Wszystko, co nas spotyka – zdrowie czy cierpienie, dobro czy zło, chleb czy głód, przyjaźń ludzka czy niechęć dobrobyt czy niedostatek – wszystko to w ręku Boga może działać ku dobremu.
Wielkie sprawy powstają w ciszy i skupieniu. Musimy uczyć się sztuki milczenia i skupienia.
Wiadomo, że nie powstało wiele dobrych rzeczy, dlatego że czekało się na lepsze.
We wszystkim tym, co zdarza się w życiu człowieka, trzeba odczytać ślady miłości Boga. Wtedy do serca wkroczy radość.

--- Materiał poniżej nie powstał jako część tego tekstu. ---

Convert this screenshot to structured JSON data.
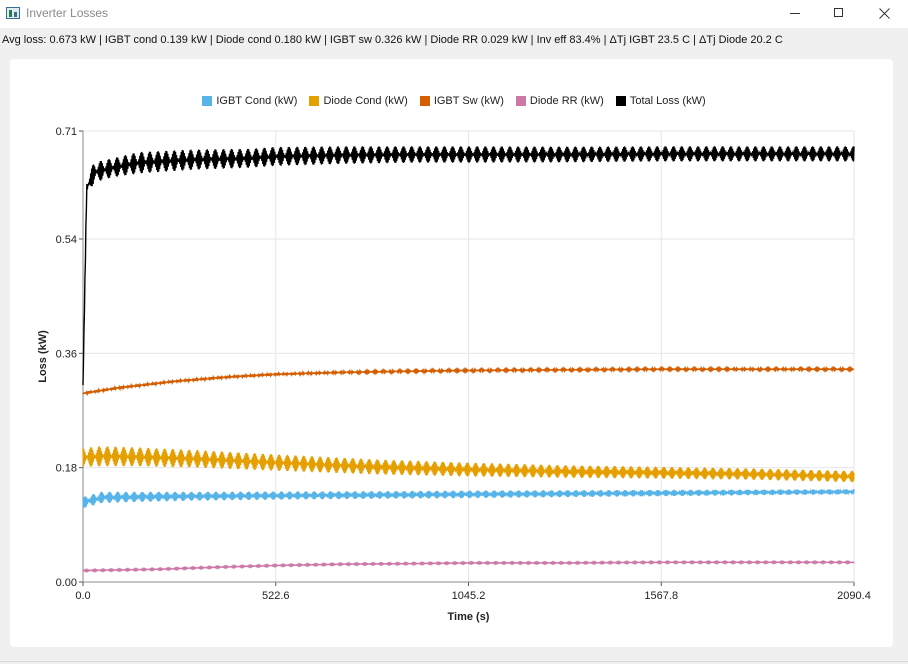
{
  "window": {
    "title": "Inverter Losses",
    "summary": "Avg loss: 0.673 kW | IGBT cond 0.139 kW | Diode cond 0.180 kW | IGBT sw 0.326 kW | Diode RR 0.029 kW | Inv eff 83.4% | ΔTj IGBT 23.5 C | ΔTj Diode 20.2 C"
  },
  "chart_data": {
    "type": "line",
    "xlabel": "Time (s)",
    "ylabel": "Loss (kW)",
    "xlim": [
      0,
      2090.4
    ],
    "ylim": [
      0,
      0.71
    ],
    "xticks": [
      "0.0",
      "522.6",
      "1045.2",
      "1567.8",
      "2090.4"
    ],
    "yticks": [
      "0.00",
      "0.18",
      "0.36",
      "0.54",
      "0.71"
    ],
    "grid": true,
    "legend_position": "top",
    "series": [
      {
        "name": "IGBT Cond (kW)",
        "color": "#56b4e9",
        "x": [
          0,
          50,
          150,
          300,
          522.6,
          800,
          1045.2,
          1300,
          1567.8,
          1800,
          2090.4
        ],
        "y": [
          0.125,
          0.133,
          0.134,
          0.135,
          0.136,
          0.137,
          0.138,
          0.139,
          0.14,
          0.141,
          0.142
        ],
        "band": [
          0.018,
          0.018,
          0.016,
          0.014,
          0.013,
          0.012,
          0.012,
          0.011,
          0.01,
          0.009,
          0.008
        ]
      },
      {
        "name": "Diode Cond (kW)",
        "color": "#e69f00",
        "x": [
          0,
          50,
          150,
          300,
          522.6,
          800,
          1045.2,
          1300,
          1567.8,
          1800,
          2090.4
        ],
        "y": [
          0.196,
          0.198,
          0.197,
          0.194,
          0.188,
          0.181,
          0.177,
          0.174,
          0.172,
          0.17,
          0.166
        ],
        "band": [
          0.03,
          0.032,
          0.03,
          0.028,
          0.026,
          0.024,
          0.022,
          0.02,
          0.019,
          0.018,
          0.018
        ]
      },
      {
        "name": "IGBT Sw (kW)",
        "color": "#d55e00",
        "x": [
          0,
          100,
          250,
          400,
          522.6,
          700,
          900,
          1045.2,
          1300,
          1567.8,
          1800,
          2090.4
        ],
        "y": [
          0.297,
          0.306,
          0.316,
          0.323,
          0.327,
          0.33,
          0.332,
          0.333,
          0.334,
          0.335,
          0.335,
          0.335
        ],
        "band": [
          0.004,
          0.004,
          0.004,
          0.004,
          0.004,
          0.003,
          0.003,
          0.003,
          0.003,
          0.003,
          0.003,
          0.003
        ]
      },
      {
        "name": "Diode RR (kW)",
        "color": "#cc79a7",
        "x": [
          0,
          200,
          400,
          522.6,
          700,
          900,
          1045.2,
          1300,
          1567.8,
          2090.4
        ],
        "y": [
          0.018,
          0.02,
          0.024,
          0.026,
          0.028,
          0.029,
          0.03,
          0.03,
          0.031,
          0.031
        ],
        "band": [
          0.002,
          0.002,
          0.002,
          0.002,
          0.002,
          0.002,
          0.002,
          0.002,
          0.002,
          0.002
        ]
      },
      {
        "name": "Total Loss (kW)",
        "color": "#000000",
        "x": [
          0,
          10,
          30,
          80,
          150,
          300,
          450,
          522.6,
          700,
          900,
          1045.2,
          1300,
          1567.8,
          1800,
          2090.4
        ],
        "y": [
          0.31,
          0.62,
          0.645,
          0.652,
          0.66,
          0.665,
          0.667,
          0.67,
          0.672,
          0.673,
          0.673,
          0.673,
          0.674,
          0.674,
          0.674
        ],
        "band": [
          0.0,
          0.03,
          0.032,
          0.03,
          0.034,
          0.032,
          0.03,
          0.03,
          0.028,
          0.026,
          0.026,
          0.025,
          0.024,
          0.024,
          0.024
        ]
      }
    ]
  }
}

Uprzejme spojrzenie i uśmiech znaczą często więcej, niż udana rozmowa.
Sztuką jest umierać dla ojczyzny, ale największą sztuką jest dobrze żyć dla niej.

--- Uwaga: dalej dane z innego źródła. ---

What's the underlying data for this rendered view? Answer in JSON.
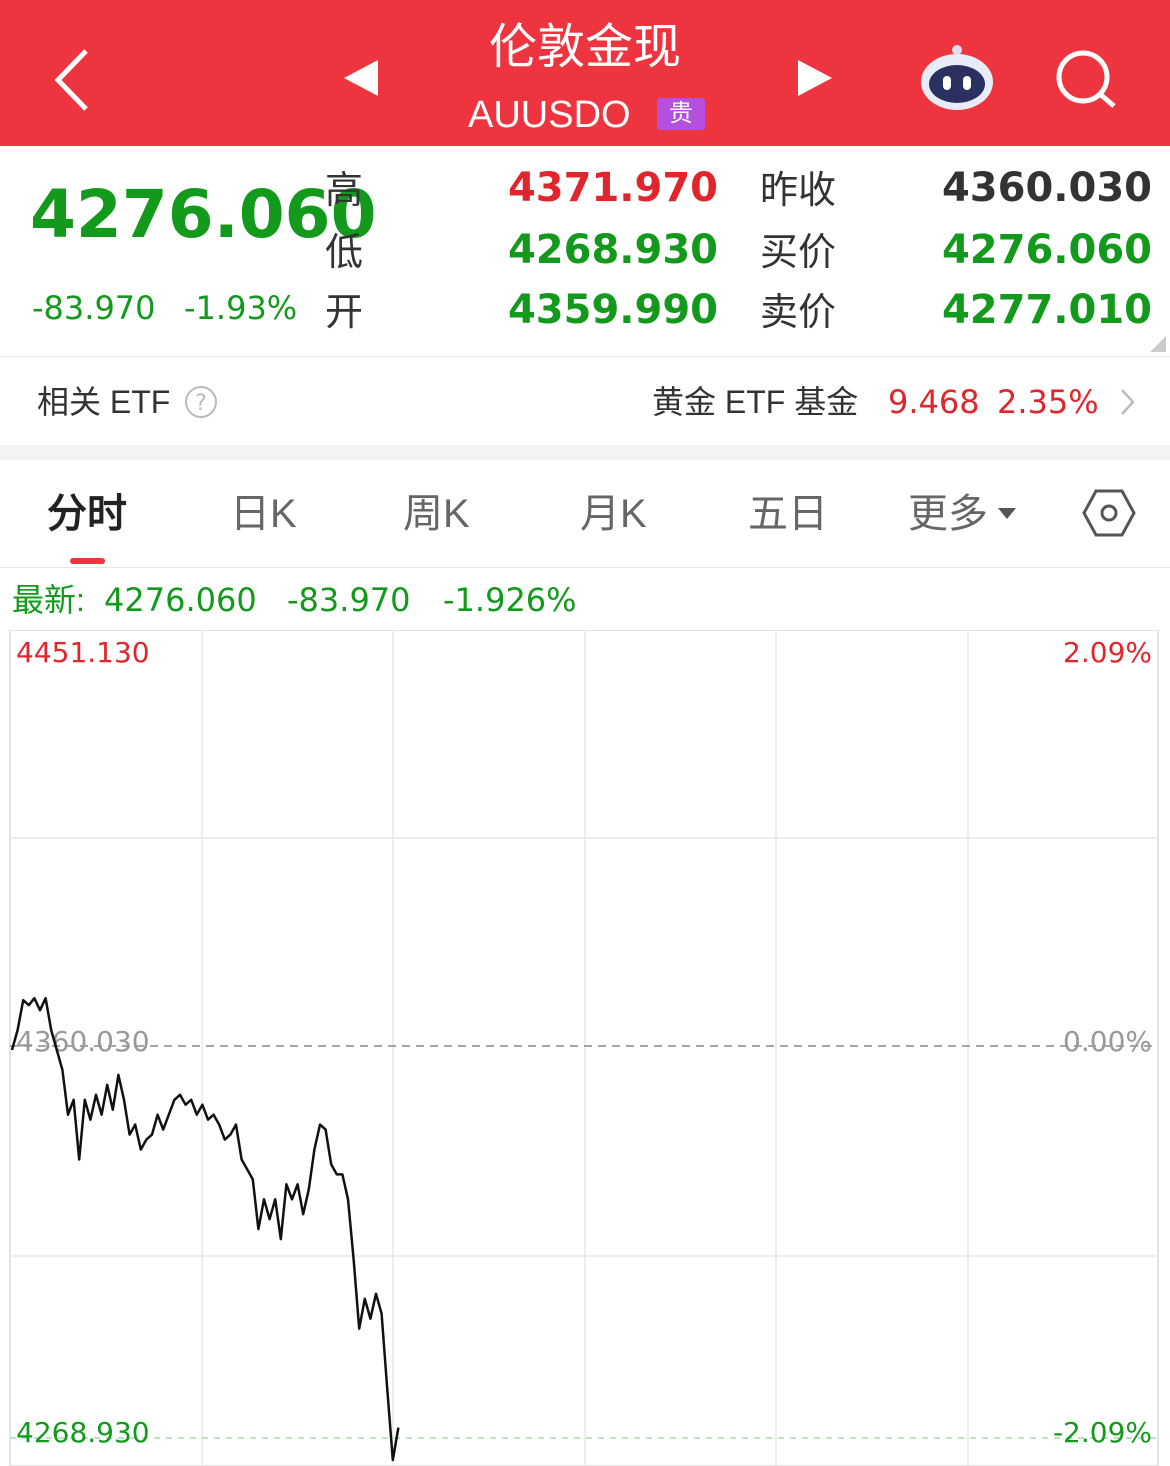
{
  "header": {
    "title": "伦敦金现",
    "code": "AUUSDO",
    "badge": "贵"
  },
  "quote": {
    "price": "4276.060",
    "change": "-83.970",
    "change_pct": "-1.93%",
    "rows": [
      {
        "label": "高",
        "value": "4371.970",
        "label2": "昨收",
        "value2": "4360.030"
      },
      {
        "label": "低",
        "value": "4268.930",
        "label2": "买价",
        "value2": "4276.060"
      },
      {
        "label": "开",
        "value": "4359.990",
        "label2": "卖价",
        "value2": "4277.010"
      }
    ]
  },
  "etf": {
    "label": "相关 ETF",
    "name": "黄金 ETF 基金",
    "price": "9.468",
    "pct": "2.35%"
  },
  "tabs": [
    "分时",
    "日K",
    "周K",
    "月K",
    "五日",
    "更多"
  ],
  "latest": {
    "label": "最新:",
    "price": "4276.060",
    "change": "-83.970",
    "pct": "-1.926%"
  },
  "chart_data": {
    "type": "line",
    "color": "#111111",
    "values": [
      4359.15,
      4363.53,
      4370.1,
      4369.01,
      4370.54,
      4367.91,
      4370.54,
      4363.53,
      4359.15,
      4354.77,
      4344.92,
      4348.2,
      4335.06,
      4348.2,
      4343.82,
      4349.3,
      4344.92,
      4351.49,
      4346.01,
      4353.68,
      4348.2,
      4340.54,
      4342.73,
      4337.25,
      4339.44,
      4340.54,
      4344.92,
      4341.63,
      4344.92,
      4348.2,
      4349.3,
      4347.11,
      4348.2,
      4344.92,
      4347.11,
      4343.82,
      4344.92,
      4342.73,
      4339.44,
      4340.54,
      4342.73,
      4335.06,
      4332.87,
      4330.68,
      4319.73,
      4326.3,
      4321.92,
      4326.3,
      4317.54,
      4329.59,
      4326.3,
      4329.59,
      4323.02,
      4328.49,
      4337.25,
      4342.73,
      4341.63,
      4333.97,
      4331.78,
      4331.78,
      4326.3,
      4313.16,
      4297.83,
      4304.4,
      4300.02,
      4305.5,
      4301.12,
      4284.69,
      4268.93,
      4276.06
    ],
    "ylim": [
      4268.93,
      4451.13
    ],
    "yticks": [
      {
        "value": 4268.93,
        "label": "4268.930"
      },
      {
        "value": 4360.03,
        "label": "4360.030"
      },
      {
        "value": 4451.13,
        "label": "4451.130"
      }
    ],
    "y2lim": [
      -2.09,
      2.09
    ],
    "y2ticks": [
      {
        "value": -2.09,
        "label": "-2.09%"
      },
      {
        "value": 0,
        "label": "0.00%"
      },
      {
        "value": 2.09,
        "label": "2.09%"
      }
    ],
    "grid": true
  }
}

Sercem nie można służyć za pieniądze, sercem służy się za darmo, bezinteresownie.
Polaków nie zdobywa się groźbą, tylko sercem.

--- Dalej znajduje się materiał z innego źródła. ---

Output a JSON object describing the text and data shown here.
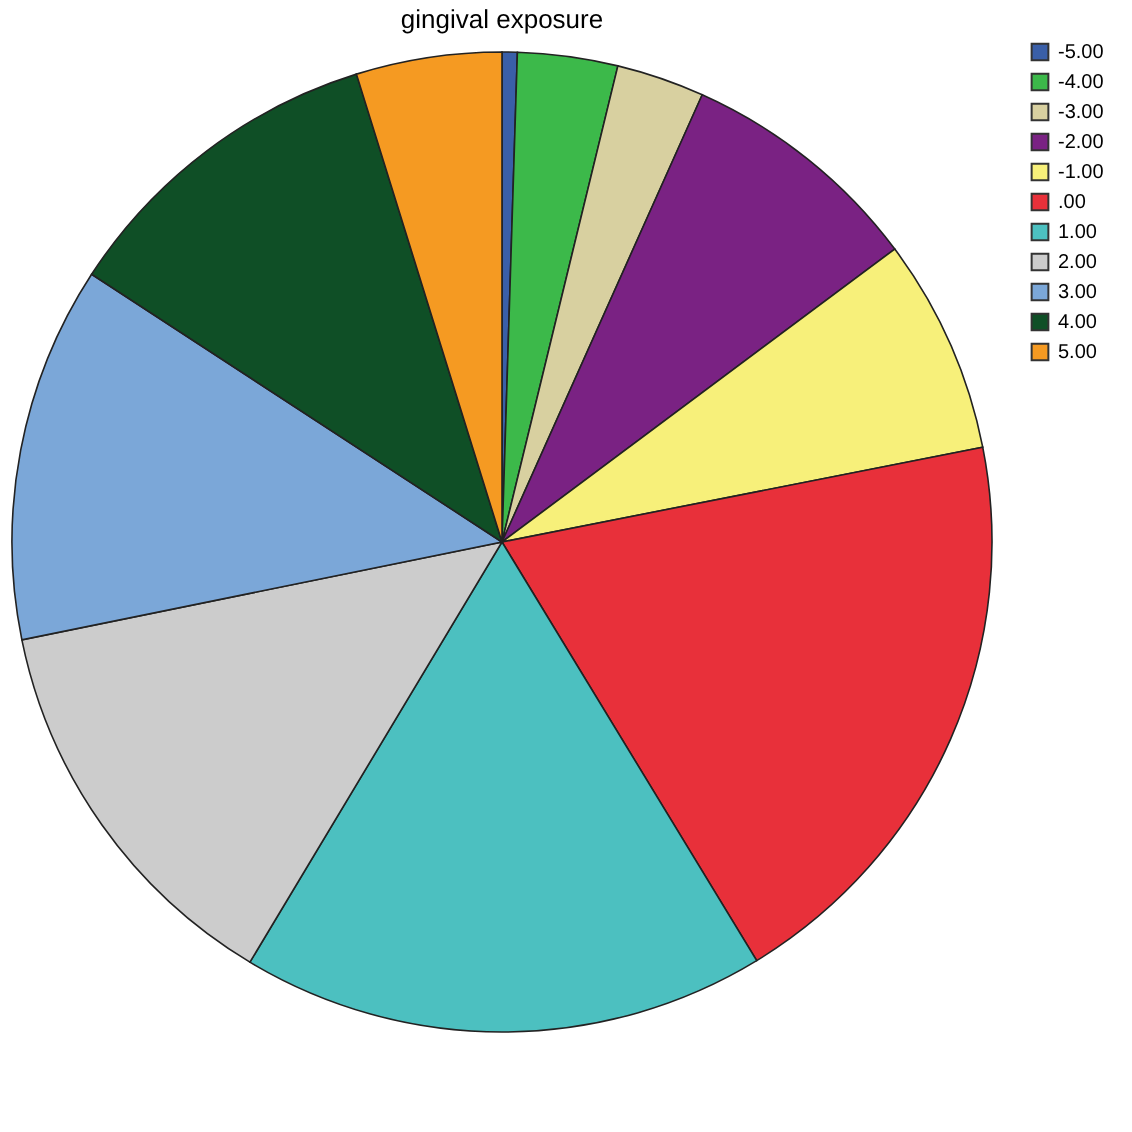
{
  "chart_data": {
    "type": "pie",
    "title": "gingival exposure",
    "categories": [
      "-5.00",
      "-4.00",
      "-3.00",
      "-2.00",
      "-1.00",
      ".00",
      "1.00",
      "2.00",
      "3.00",
      "4.00",
      "5.00"
    ],
    "values": [
      0.5,
      3.3,
      2.9,
      8.1,
      7.1,
      19.4,
      17.3,
      13.2,
      12.4,
      11.0,
      4.8
    ],
    "colors": [
      "#3a5fa8",
      "#3cb94a",
      "#d8d0a0",
      "#7a2283",
      "#f7f07a",
      "#e8303a",
      "#4cc0c0",
      "#cccccc",
      "#7ba7d8",
      "#0f4f26",
      "#f59a22"
    ],
    "legend": "top right"
  }
}
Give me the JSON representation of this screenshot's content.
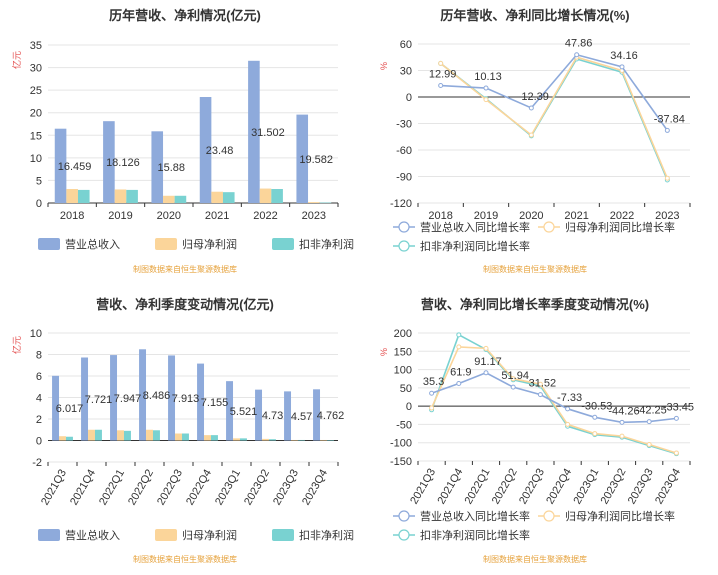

Pamiętajcie, nowa Polska nie może być Polską bez dzieci Bożych! Polską niepłodnych lub mordujących nowe życie matek! Polską pijaków! Polską ludzi niewiary, bez miłości Bożej! Nie może być Ojczyzną ludzi bez wzajemnej czci jedni dla drugich, bez ducha ofiary i służby, bez umiejętności dzielenia się owocami pracy z tymi, którzy sami nie są w stanie zapracować na życie i utrzymanie.
Nietrzeźwość przykleja nam szyld narodu bezrozumnego, bezmyślnego, niewytrzymałego tak dalece, że często inne kraje zastanawiają się nad tym, czy narodowi, który tak wiele przepija, warto spieszyć z pomocą.